Crane cogió rápidamente el cuello de su camisa y estiró hacia abajo. La tela se desgarró ruidosamente, a la vez que se oía cómo los botones caían al suelo. Crane se quitó la camisa hecha jirones y la puso al lado de sus zapatos.

Waite volvía a observarlo.

—Podemos arreglarlo —dijo Crane—. Podemos hacer que paren los ruidos.

Waite, atento a sus palabras, empezó a llorar.

—Pero me estás poniendo muy nervioso con el detonador.

Cada vez lloraba más.

—A ella suéltala. Tenemos que enfrentarnos a los ruidos, no a ella.

Waite ya lloraba a moco tendido. Las lágrimas salían casi a chorro.

Crane había esperado con prudencia el momento justo para llamarlo por su nombre de pila.
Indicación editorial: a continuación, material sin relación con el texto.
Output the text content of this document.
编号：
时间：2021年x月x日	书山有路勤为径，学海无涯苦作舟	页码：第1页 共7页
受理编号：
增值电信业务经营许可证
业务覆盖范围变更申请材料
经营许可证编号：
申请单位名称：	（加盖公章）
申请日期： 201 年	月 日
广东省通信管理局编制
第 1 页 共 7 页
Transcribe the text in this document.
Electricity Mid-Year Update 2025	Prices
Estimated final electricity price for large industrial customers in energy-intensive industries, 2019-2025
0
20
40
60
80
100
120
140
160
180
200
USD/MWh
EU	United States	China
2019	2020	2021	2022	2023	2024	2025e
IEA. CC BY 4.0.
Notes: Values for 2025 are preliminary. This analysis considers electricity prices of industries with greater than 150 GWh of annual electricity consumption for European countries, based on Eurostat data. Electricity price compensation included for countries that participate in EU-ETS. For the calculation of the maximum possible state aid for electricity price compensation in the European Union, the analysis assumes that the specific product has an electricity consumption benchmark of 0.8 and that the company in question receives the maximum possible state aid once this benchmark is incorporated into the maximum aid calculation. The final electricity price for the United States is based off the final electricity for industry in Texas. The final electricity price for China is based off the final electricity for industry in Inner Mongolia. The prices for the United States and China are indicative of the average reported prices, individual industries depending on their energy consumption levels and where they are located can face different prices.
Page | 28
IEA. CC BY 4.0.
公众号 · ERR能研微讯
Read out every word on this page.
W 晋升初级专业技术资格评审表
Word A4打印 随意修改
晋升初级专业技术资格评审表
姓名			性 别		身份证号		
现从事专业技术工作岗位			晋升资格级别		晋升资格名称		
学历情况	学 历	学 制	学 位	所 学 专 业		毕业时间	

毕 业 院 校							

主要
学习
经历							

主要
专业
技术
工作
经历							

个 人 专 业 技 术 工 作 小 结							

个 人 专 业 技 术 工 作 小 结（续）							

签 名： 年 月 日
Decidió usarlo.

—Suéltala, Randall; suéltala, deja el explosivo y lo arreglaremos. Conseguiremos que cesen los ruidos. Te lo prometo.

De repente fue como si Randall se viniese abajo. Bajó lentamente el destornillador y dejó colgando la otra mano. El C4 cayó pesadamente al suelo. La rehén dio un grito y corrió hacia el cordón. Un policía militar que estaba de cuclillas en un lado se levantó como un rayo, recogió el C4 y se lo llevó.

Crane respiró hondo y se levantó despacio.

—Gracias, Randall —dijo—. Ahora ya podremos ayudarte. Ahora conseguiremos que paren los ruidos.

Dio un paso hacia delante.

Waite retrocedió, con los ojos peligrosamente en blanco.

—¡No! —dijo—. No pueden hacer que paren. ¿No lo entiende? ¡Nadie puede hacer que paren esos ruidos!

Y con un movimiento tan brusco como inesperado levantó el destornillador hacia su propio cuello.

—¡Detente! —exclamó Crane.

Pero justo en el momento en que iba a lanzarse hacia Waite vio horrorizado que la punta del destornillador desaparecía en la carne blanca del cuello.